Intelligence operative Charlie Brewer has been a lone wolf since he took the fall for the CIA in a previous case. But now the official moles need him again, and though there’s no love lost, Brewer can’t resist a challenge as big as this. The target: a Soviet superspy posing as Eric Marten, a Swiss businessman with an opulent lifestyle who lives in a castle, collects art, and buys fabulous jewelry for his girlfriends. However, Eric Marten is the greatest international smugger in history. He can snatch virtually any piece of US technology for his Soviet bosses. Thanks to Marten’s diabolical genius, whole cases of computer parts disappear right from under the eyes of veteran CIA agents; blueprints for top-secret American weapons end up at the Kremlin. Marten has to be stopped. But the CIA doesn’t know his real name, much less who he is or how to catch him. It’s up to Brewer—and Marten knows it.

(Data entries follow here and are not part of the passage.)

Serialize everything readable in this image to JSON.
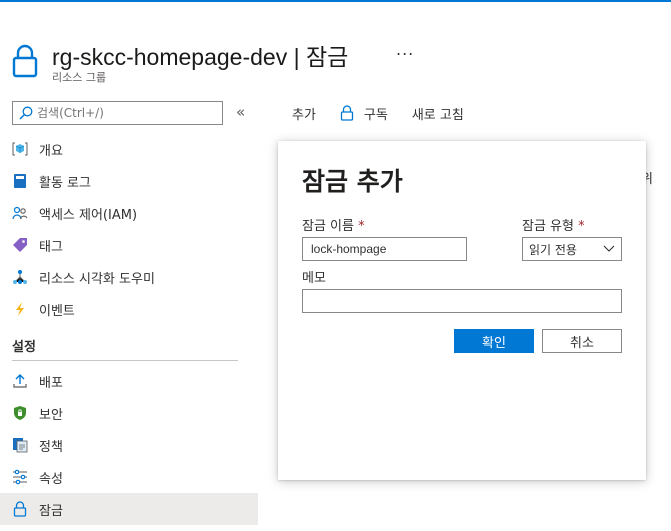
{
  "header": {
    "title": "rg-skcc-homepage-dev | 잠금",
    "subtitle": "리소스 그룹",
    "more": "..."
  },
  "sidebar": {
    "search_placeholder": "검색(Ctrl+/)",
    "collapse": "«",
    "items": [
      {
        "label": "개요",
        "icon": "overview-cube-icon"
      },
      {
        "label": "활동 로그",
        "icon": "activity-log-icon"
      },
      {
        "label": "액세스 제어(IAM)",
        "icon": "iam-users-icon"
      },
      {
        "label": "태그",
        "icon": "tag-icon"
      },
      {
        "label": "리소스 시각화 도우미",
        "icon": "resource-visualizer-icon"
      },
      {
        "label": "이벤트",
        "icon": "lightning-icon"
      }
    ],
    "section_settings": "설정",
    "settings_items": [
      {
        "label": "배포",
        "icon": "deploy-upload-icon"
      },
      {
        "label": "보안",
        "icon": "security-shield-icon"
      },
      {
        "label": "정책",
        "icon": "policy-icon"
      },
      {
        "label": "속성",
        "icon": "properties-sliders-icon"
      },
      {
        "label": "잠금",
        "icon": "lock-icon",
        "active": true
      }
    ]
  },
  "toolbar": {
    "add": "추가",
    "subscription": "구독",
    "refresh": "새로 고침"
  },
  "right_fragment": "위",
  "dialog": {
    "title": "잠금 추가",
    "lock_name_label": "잠금 이름",
    "required_mark": "*",
    "lock_name_value": "lock-hompage",
    "lock_type_label": "잠금 유형",
    "lock_type_value": "읽기 전용",
    "memo_label": "메모",
    "memo_value": "",
    "ok": "확인",
    "cancel": "취소"
  },
  "colors": {
    "accent": "#0078d4",
    "required": "#a4262c"
  }
}
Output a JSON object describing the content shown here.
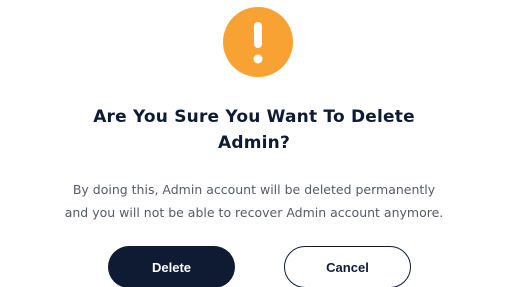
{
  "dialog": {
    "icon": "exclamation-warning-icon",
    "icon_color": "#F7A233",
    "title_line1": "Are You Sure You Want To Delete",
    "title_line2": "Admin?",
    "message_line1": "By doing this, Admin account will be deleted permanently",
    "message_line2": "and you will not be able to recover Admin account anymore.",
    "delete_label": "Delete",
    "cancel_label": "Cancel",
    "primary_color": "#0E1B33"
  }
}
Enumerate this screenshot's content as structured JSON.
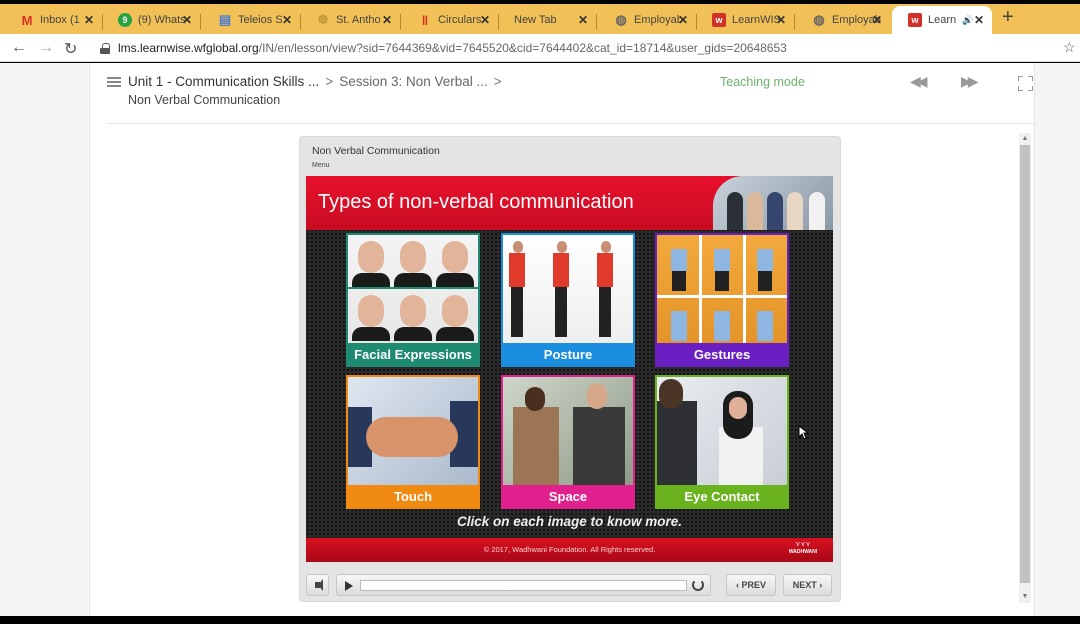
{
  "browser": {
    "tabs": [
      {
        "label": "Inbox (1",
        "icon": "gmail-icon",
        "icon_char": "M",
        "icon_color": "#d93025"
      },
      {
        "label": "(9) Whats",
        "icon": "whatsapp-icon",
        "icon_char": "9",
        "icon_color": "#25a244"
      },
      {
        "label": "Teleios S",
        "icon": "document-icon",
        "icon_char": "▤",
        "icon_color": "#4a7bd0"
      },
      {
        "label": "St. Antho",
        "icon": "school-crest-icon",
        "icon_char": "☸",
        "icon_color": "#c49a3a"
      },
      {
        "label": "Circulars",
        "icon": "circulars-icon",
        "icon_char": "‖",
        "icon_color": "#d62d20"
      },
      {
        "label": "New Tab",
        "icon": "",
        "icon_char": "",
        "icon_color": ""
      },
      {
        "label": "Employab",
        "icon": "globe-icon",
        "icon_char": "◍",
        "icon_color": "#666"
      },
      {
        "label": "LearnWIS",
        "icon": "learnwise-icon",
        "icon_char": "w",
        "icon_color": "#d0322a"
      },
      {
        "label": "Employab",
        "icon": "globe-icon",
        "icon_char": "◍",
        "icon_color": "#666"
      },
      {
        "label": "Learn",
        "icon": "learnwise-icon",
        "icon_char": "w",
        "icon_color": "#d0322a",
        "active": true,
        "audio": "🔊"
      }
    ],
    "close_glyph": "✕",
    "new_tab_glyph": "+",
    "back_glyph": "←",
    "forward_glyph": "→",
    "reload_glyph": "↻",
    "url_domain": "lms.learnwise.wfglobal.org",
    "url_path": "/IN/en/lesson/view?sid=7644369&vid=7645520&cid=7644402&cat_id=18714&user_gids=20648653",
    "bookmark_glyph": "☆"
  },
  "header": {
    "breadcrumb": [
      "Unit 1 - Communication Skills ...",
      "Session 3: Non Verbal ..."
    ],
    "crumb_sep": ">",
    "current_page": "Non Verbal Communication",
    "mode": "Teaching mode",
    "prev_glyph": "◀◀",
    "next_glyph": "▶▶"
  },
  "player": {
    "title": "Non Verbal Communication",
    "menu_label": "Menu",
    "slide": {
      "title": "Types of non-verbal communication",
      "cards": [
        {
          "label": "Facial Expressions",
          "color": "#1e8a72"
        },
        {
          "label": "Posture",
          "color": "#1b8ee0"
        },
        {
          "label": "Gestures",
          "color": "#6a1fc2"
        },
        {
          "label": "Touch",
          "color": "#f08a10"
        },
        {
          "label": "Space",
          "color": "#e0208c"
        },
        {
          "label": "Eye Contact",
          "color": "#6ab21e"
        }
      ],
      "instruction": "Click on each image to know more.",
      "copyright": "© 2017, Wadhwani Foundation. All Rights reserved.",
      "logo_text": "WADHWANI"
    },
    "controls": {
      "prev_label": "‹ PREV",
      "next_label": "NEXT ›",
      "progress": 0
    }
  }
}
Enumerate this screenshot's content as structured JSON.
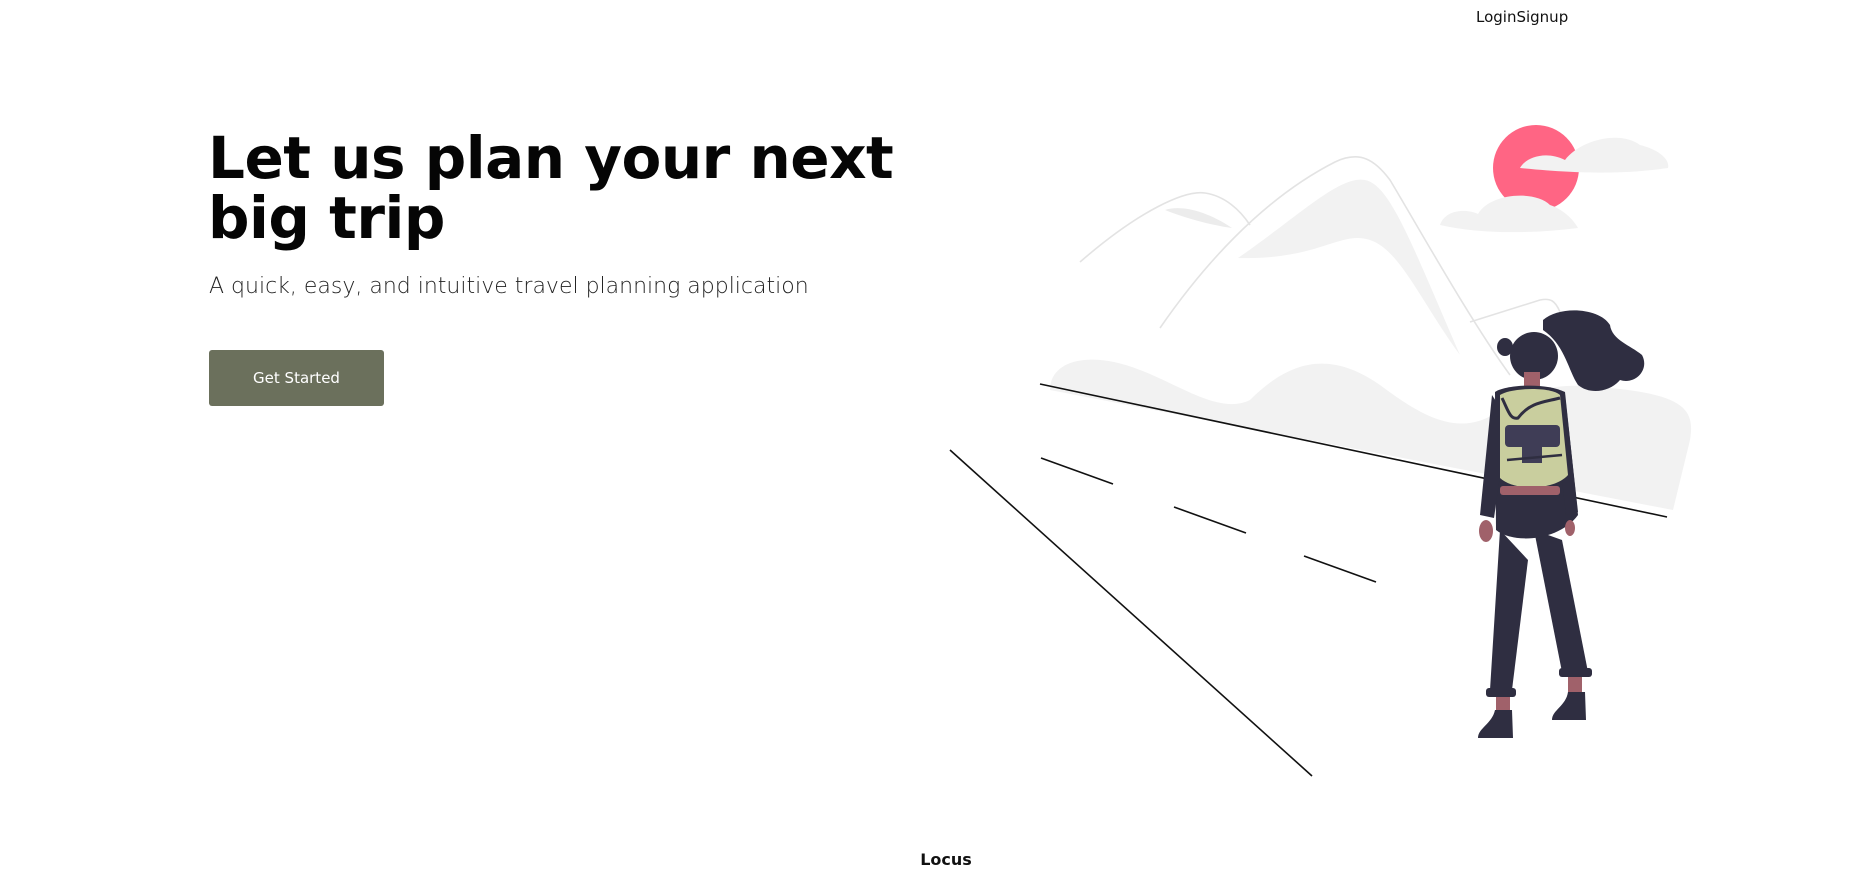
{
  "nav": {
    "login": "Login",
    "signup": "Signup"
  },
  "hero": {
    "title": "Let us plan your next big trip",
    "subtitle": "A quick, easy, and intuitive travel planning application",
    "cta_label": "Get Started"
  },
  "footer": {
    "brand": "Locus"
  },
  "colors": {
    "button": "#6b705c",
    "sun": "#ff6584",
    "backpack": "#c9ce9e",
    "figure": "#2f2e41",
    "scenery": "#f2f2f2"
  },
  "illustration": {
    "icon": "traveler-with-backpack-illustration"
  }
}
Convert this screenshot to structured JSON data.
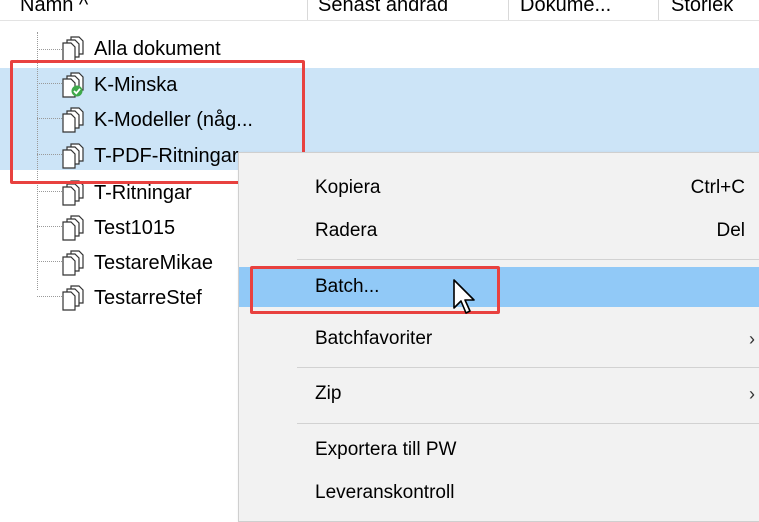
{
  "header": {
    "columns": [
      {
        "label": "Namn  ^"
      },
      {
        "label": "Senast ändrad"
      },
      {
        "label": "Dokume..."
      },
      {
        "label": "Storlek"
      }
    ]
  },
  "tree": {
    "items": [
      {
        "label": "Alla dokument",
        "icon": "document-stack-icon",
        "selected": false
      },
      {
        "label": "K-Minska",
        "icon": "document-stack-checked-icon",
        "selected": true
      },
      {
        "label": "K-Modeller (någ...",
        "icon": "document-stack-icon",
        "selected": true
      },
      {
        "label": "T-PDF-Ritningar",
        "icon": "document-stack-icon",
        "selected": true
      },
      {
        "label": "T-Ritningar",
        "icon": "document-stack-icon",
        "selected": false
      },
      {
        "label": "Test1015",
        "icon": "document-stack-icon",
        "selected": false
      },
      {
        "label": "TestareMikae",
        "icon": "document-stack-icon",
        "selected": false
      },
      {
        "label": "TestarreStef",
        "icon": "document-stack-icon",
        "selected": false
      }
    ]
  },
  "context_menu": {
    "items": [
      {
        "label": "Kopiera",
        "shortcut": "Ctrl+C"
      },
      {
        "label": "Radera",
        "shortcut": "Del"
      },
      {
        "label": "Batch...",
        "shortcut": "",
        "highlighted": true
      },
      {
        "label": "Batchfavoriter",
        "submenu_arrow": "›"
      },
      {
        "label": "Zip",
        "submenu_arrow": "›"
      },
      {
        "label": "Exportera till PW",
        "shortcut": ""
      },
      {
        "label": "Leveranskontroll",
        "shortcut": ""
      }
    ]
  },
  "colors": {
    "selection": "#cce4f7",
    "menu_highlight": "#91c9f7",
    "annotation_red": "#e8413f",
    "menu_bg": "#f2f2f2"
  }
}
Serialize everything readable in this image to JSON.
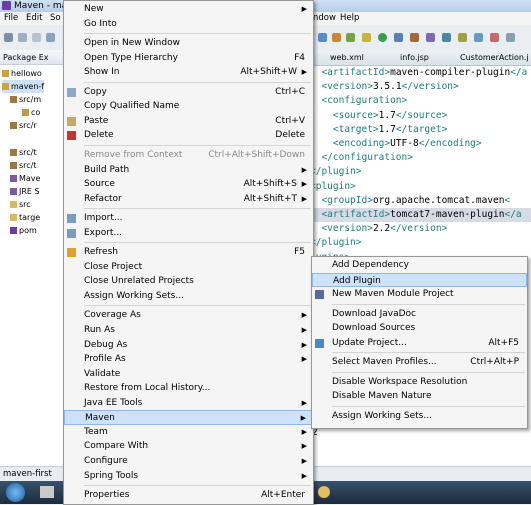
{
  "window": {
    "title": "Maven - ma"
  },
  "menubar": {
    "file": "File",
    "edit": "Edit",
    "so": "So",
    "window": "ndow",
    "help": "Help"
  },
  "explorer": {
    "tab_label": "Package Ex",
    "items": [
      "hellowo",
      "maven-f",
      "src/m",
      "co",
      "src/r",
      "src/t",
      "src/t",
      "Mave",
      "JRE S",
      "src",
      "targe",
      "pom"
    ]
  },
  "editor": {
    "tabs": [
      "web.xml",
      "info.jsp",
      "CustomerAction.j"
    ],
    "lines": [
      {
        "pre": "  ",
        "a": "<artifactId>",
        "b": "maven-compiler-plugin",
        "c": "</a"
      },
      {
        "pre": "  ",
        "a": "<version>",
        "b": "3.5.1",
        "c": "</version>"
      },
      {
        "pre": "  ",
        "a": "<configuration>",
        "b": "",
        "c": ""
      },
      {
        "pre": "    ",
        "a": "<source>",
        "b": "1.7",
        "c": "</source>"
      },
      {
        "pre": "    ",
        "a": "<target>",
        "b": "1.7",
        "c": "</target>"
      },
      {
        "pre": "    ",
        "a": "<encoding>",
        "b": "UTF-8",
        "c": "</encoding>"
      },
      {
        "pre": "  ",
        "a": "</configuration>",
        "b": "",
        "c": ""
      },
      {
        "pre": "",
        "a": "</plugin>",
        "b": "",
        "c": ""
      },
      {
        "pre": "",
        "a": "",
        "b": "",
        "c": ""
      },
      {
        "pre": "",
        "a": "<plugin>",
        "b": "",
        "c": ""
      },
      {
        "pre": "  ",
        "a": "<groupId>",
        "b": "org.apache.tomcat.maven",
        "c": "<"
      },
      {
        "pre": "  ",
        "a": "<artifactId>",
        "b": "tomcat7-maven-plugin",
        "c": "</a"
      },
      {
        "pre": "  ",
        "a": "<version>",
        "b": "2.2",
        "c": "</version>"
      },
      {
        "pre": "",
        "a": "</plugin>",
        "b": "",
        "c": ""
      },
      {
        "pre": "",
        "a": "lugins>",
        "b": "",
        "c": ""
      }
    ],
    "bottom_char": "2"
  },
  "statusbar": {
    "text": "maven-first"
  },
  "context_menu": {
    "items": [
      {
        "label": "New",
        "acc": "",
        "arrow": true
      },
      {
        "label": "Go Into",
        "acc": ""
      },
      {
        "sep": true
      },
      {
        "label": "Open in New Window",
        "acc": ""
      },
      {
        "label": "Open Type Hierarchy",
        "acc": "F4"
      },
      {
        "label": "Show In",
        "acc": "Alt+Shift+W",
        "arrow": true
      },
      {
        "sep": true
      },
      {
        "label": "Copy",
        "acc": "Ctrl+C"
      },
      {
        "label": "Copy Qualified Name",
        "acc": ""
      },
      {
        "label": "Paste",
        "acc": "Ctrl+V"
      },
      {
        "label": "Delete",
        "acc": "Delete"
      },
      {
        "sep": true
      },
      {
        "label": "Remove from Context",
        "acc": "Ctrl+Alt+Shift+Down",
        "disabled": true
      },
      {
        "label": "Build Path",
        "acc": "",
        "arrow": true
      },
      {
        "label": "Source",
        "acc": "Alt+Shift+S",
        "arrow": true
      },
      {
        "label": "Refactor",
        "acc": "Alt+Shift+T",
        "arrow": true
      },
      {
        "sep": true
      },
      {
        "label": "Import...",
        "acc": ""
      },
      {
        "label": "Export...",
        "acc": ""
      },
      {
        "sep": true
      },
      {
        "label": "Refresh",
        "acc": "F5"
      },
      {
        "label": "Close Project",
        "acc": ""
      },
      {
        "label": "Close Unrelated Projects",
        "acc": ""
      },
      {
        "label": "Assign Working Sets...",
        "acc": ""
      },
      {
        "sep": true
      },
      {
        "label": "Coverage As",
        "acc": "",
        "arrow": true
      },
      {
        "label": "Run As",
        "acc": "",
        "arrow": true
      },
      {
        "label": "Debug As",
        "acc": "",
        "arrow": true
      },
      {
        "label": "Profile As",
        "acc": "",
        "arrow": true
      },
      {
        "label": "Validate",
        "acc": ""
      },
      {
        "label": "Restore from Local History...",
        "acc": ""
      },
      {
        "label": "Java EE Tools",
        "acc": "",
        "arrow": true
      },
      {
        "label": "Maven",
        "acc": "",
        "arrow": true,
        "active": true
      },
      {
        "label": "Team",
        "acc": "",
        "arrow": true
      },
      {
        "label": "Compare With",
        "acc": "",
        "arrow": true
      },
      {
        "label": "Configure",
        "acc": "",
        "arrow": true
      },
      {
        "label": "Spring Tools",
        "acc": "",
        "arrow": true
      },
      {
        "sep": true
      },
      {
        "label": "Properties",
        "acc": "Alt+Enter"
      }
    ]
  },
  "maven_submenu": {
    "items": [
      {
        "label": "Add Dependency",
        "acc": ""
      },
      {
        "label": "Add Plugin",
        "acc": "",
        "active": true
      },
      {
        "label": "New Maven Module Project",
        "acc": ""
      },
      {
        "sep": true
      },
      {
        "label": "Download JavaDoc",
        "acc": ""
      },
      {
        "label": "Download Sources",
        "acc": ""
      },
      {
        "label": "Update Project...",
        "acc": "Alt+F5"
      },
      {
        "sep": true
      },
      {
        "label": "Select Maven Profiles...",
        "acc": "Ctrl+Alt+P"
      },
      {
        "sep": true
      },
      {
        "label": "Disable Workspace Resolution",
        "acc": ""
      },
      {
        "label": "Disable Maven Nature",
        "acc": ""
      },
      {
        "sep": true
      },
      {
        "label": "Assign Working Sets...",
        "acc": ""
      }
    ]
  }
}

“[Hallahan at his brisk best] . . . The action is lean and satisfying with a formidably tenacious hero, a charismatic post-glasnost villain, some clever spy puzzles and just the right dash of Le Carré-inspired cynicism.” —Kirkus Reviews
PUBLISHERS WEEKLY
Edgar-winner Hallahan ( Catch Me: Kill Me and Foxcatcher ) attempts to grapple, in fiction, with serious breaches of national security--the Soviet procurement of American high-tech secrets. Told with little style or humor, his novel takes shape as a plot in search of characters. When two agents lose yet another piece of American high-tech hardware to Soviet smugglers, Charlie Brewer is called in to protect the Cassandra project, a hardware/software package designed to enhance the nation's defensive computer systems. Early in his investigation, Brewer learns that the rash of thefts is the work of one brilliant man. By blackmailing disreputable American defense contractors and falsifying elaborate paper trails, Emil Gogol has managed to steal the latest developments in American defense technology. Arrogant and disdainful of his bureaucratic superiors, he knows that seizing the Cassandra project could be his ultimate coup. Failure, on the other hand, would ruin him. Just as Gogol prepares to make the heist, Brewer learns of his scheme. Though it is carefully thought out and tightly plotted, the novel's weak characterizations, particularly of the two central figures, fail to make this a convincing, let alone compelling, work of fiction.